The Elder is a fast growing tree while young and produces stout shoots which when a year old are as large as those of most other trees at two or three years of age. These shoots contain an unusually high proportion of pith which is easily removed for the fashioning of flutes and pipes. Its leaves, when infused, create a wash for plants that acts as an insect repellent and dissuades most species of caterpillar. In olden times carters would place bunches of leaves on a horse's head to deter flies. In late spring, white flowers grow at the extremities of the shoots and are followed later in the season by small, black berries that have a slightly sickly taste. This flavour is removed when they are boiled. The wood of the older branches is yellow and very hard and has been used in the past for making meat skewers and shoemakers' pegs. The bark is used to produce a dye.

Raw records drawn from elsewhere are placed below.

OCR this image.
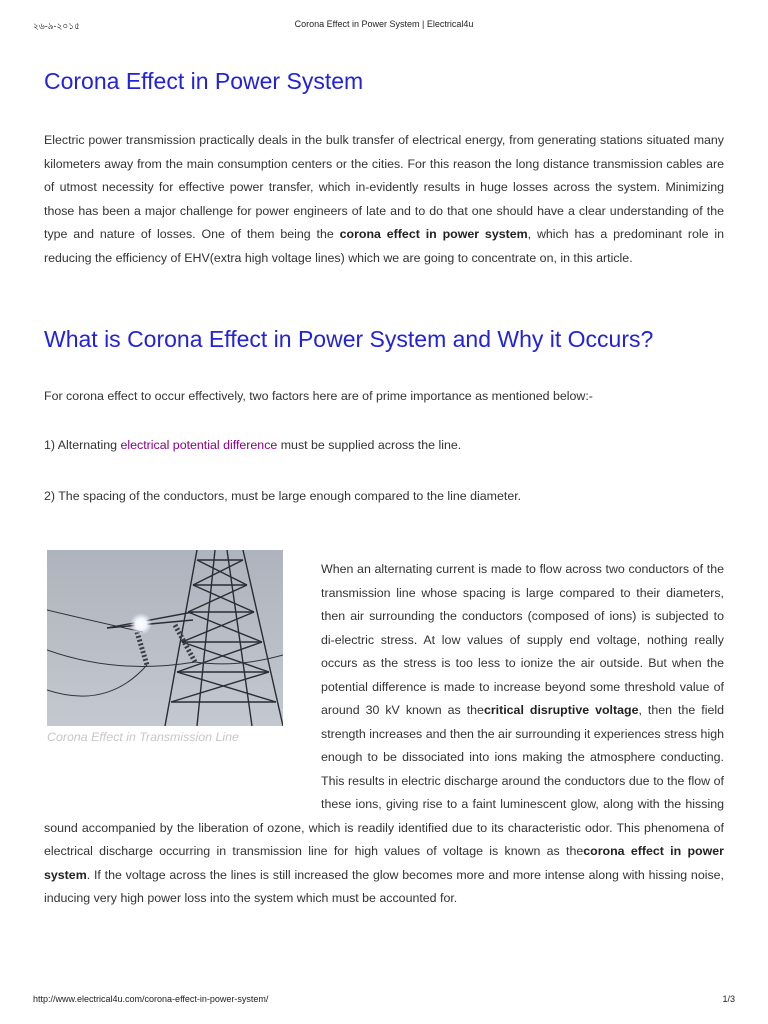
২৬-৯-২০১৫	Corona Effect in Power System | Electrical4u
Corona Effect in Power System

Electric power transmission practically deals in the bulk transfer of electrical energy, from generating stations situated many kilometers away from the main consumption centers or the cities. For this reason the long distance transmission cables are of utmost necessity for effective power transfer, which in-evidently results in huge losses across the system. Minimizing those has been a major challenge for power engineers of late and to do that one should have a clear understanding of the type and nature of losses. One of them being the corona effect in power system, which has a predominant role in reducing the efficiency of EHV(extra high voltage lines) which we are going to concentrate on, in this article.

What is Corona Effect in Power System and Why it Occurs?

For corona effect to occur effectively, two factors here are of prime importance as mentioned below:-

1) Alternating electrical potential difference must be supplied across the line.

2) The spacing of the conductors, must be large enough compared to the line diameter.

When an alternating current is made to flow across two conductors of the transmission line whose spacing is large compared to their diameters, then air surrounding the conductors (composed of ions) is subjected to di-electric stress. At low values of supply end voltage, nothing really occurs as the stress is too less to ionize the air outside. But when the potential difference is made to increase beyond some threshold value of around 30 kV known as thecritical disruptive voltage, then the field strength increases and then the air surrounding it experiences stress high enough to be dissociated into ions making the atmosphere conducting. This results in electric discharge around the conductors due to the flow of these ions, giving rise to a faint luminescent glow, along with the hissing sound accompanied by the liberation of ozone, which is readily identified due to its characteristic odor. This phenomena of electrical discharge occurring in transmission line for high values of voltage is known as thecorona effect in power system. If the voltage across the lines is still increased the glow becomes more and more intense along with hissing noise, inducing very high power loss into the system which must be accounted for.

Corona Effect in Transmission Line
http://www.electrical4u.com/corona-effect-in-power-system/	1/3
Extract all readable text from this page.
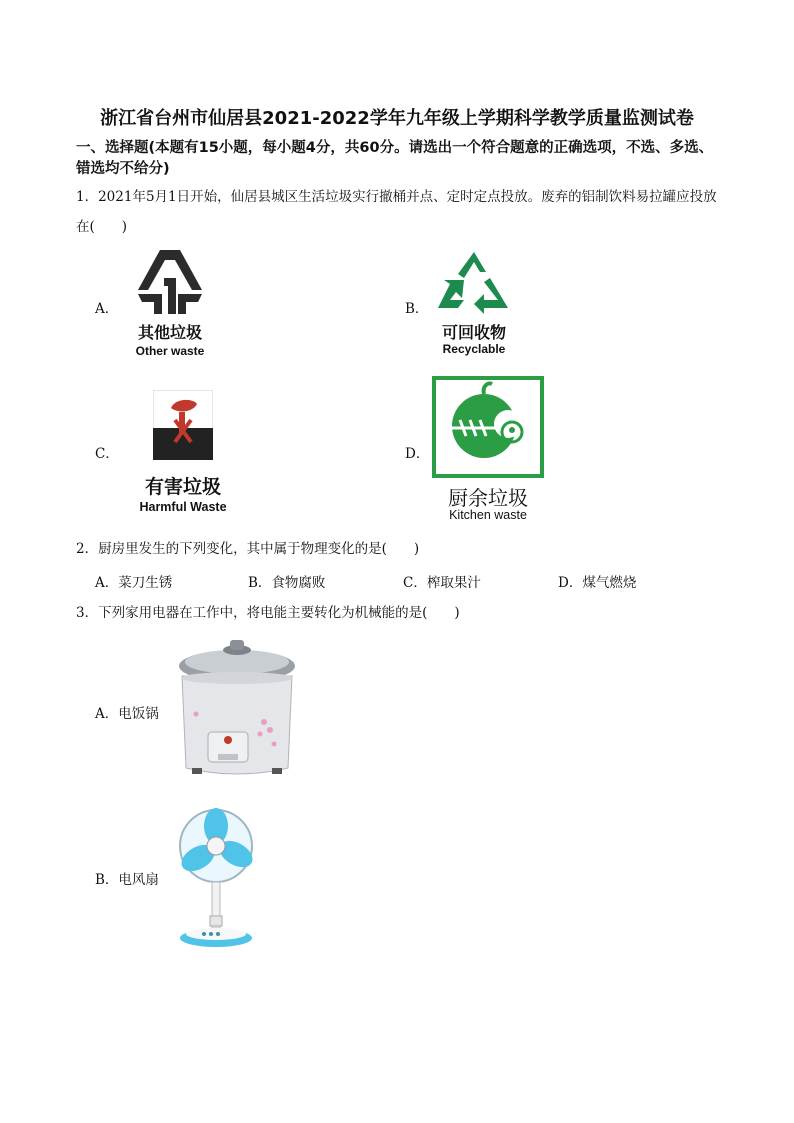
浙江省台州市仙居县2021-2022学年九年级上学期科学教学质量监测试卷
一、选择题(本题有15小题，每小题4分，共60分。请选出一个符合题意的正确选项，不选、多选、错选均不给分)
1．2021年5月1日开始，仙居县城区生活垃圾实行撤桶并点、定时定点投放。废弃的铝制饮料易拉罐应投放在(　　)
A．
其他垃圾
Other waste
B．
可回收物
Recyclable
C．
有害垃圾
Harmful Waste
D．
厨余垃圾
Kitchen waste
2．厨房里发生的下列变化，其中属于物理变化的是(　　)
A．菜刀生锈	B．食物腐败	C．榨取果汁	D．煤气燃烧
3．下列家用电器在工作中，将电能主要转化为机械能的是(　　)
A．电饭锅
B．电风扇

The Elder prefers a damp environment, but will grow anywhere and even tolerate exposure to sea-breezes. It is very hardy, growing on most soils and easily propagated from seeds or cuttings. In Cornwall it was most revered and has found its name included in the names of both places and families. The old Cornish words for the Elder are "scau" and "scauan" and appear in the names of Boscauan-ros and Boscauancen in the parish of St. Berian, Penscauan in St. Enoder and Lescauan in Sheviock and as the family name Boscawen of the Lord Viscount Falmouth. There was also a mineral water from St. Ives called Fentonscauan.

Magically Elder wine has been drunk to aid clairvoyance and its wood used to fashion protective amulets against enchantment, negativity and lightning. It is a fairy tree and Elder whistles when played in the woods aid fairy contact. In Ireland the witches' broom shaft was made of elder rather than the more traditional ash. In the Celtic Tree Calendar the Elder marks the darkest time of the year (25th November - 22nd December) and so is also associated with death and the Crone aspect of the Triple Goddess. Even before Celtic times this tree had associations with death and megalithic funerary flints have been found in long barrows in the shape of elder leaves while other sites have elder leaf shaped portals carved out between two slabs of stone at the entrance to the barrow.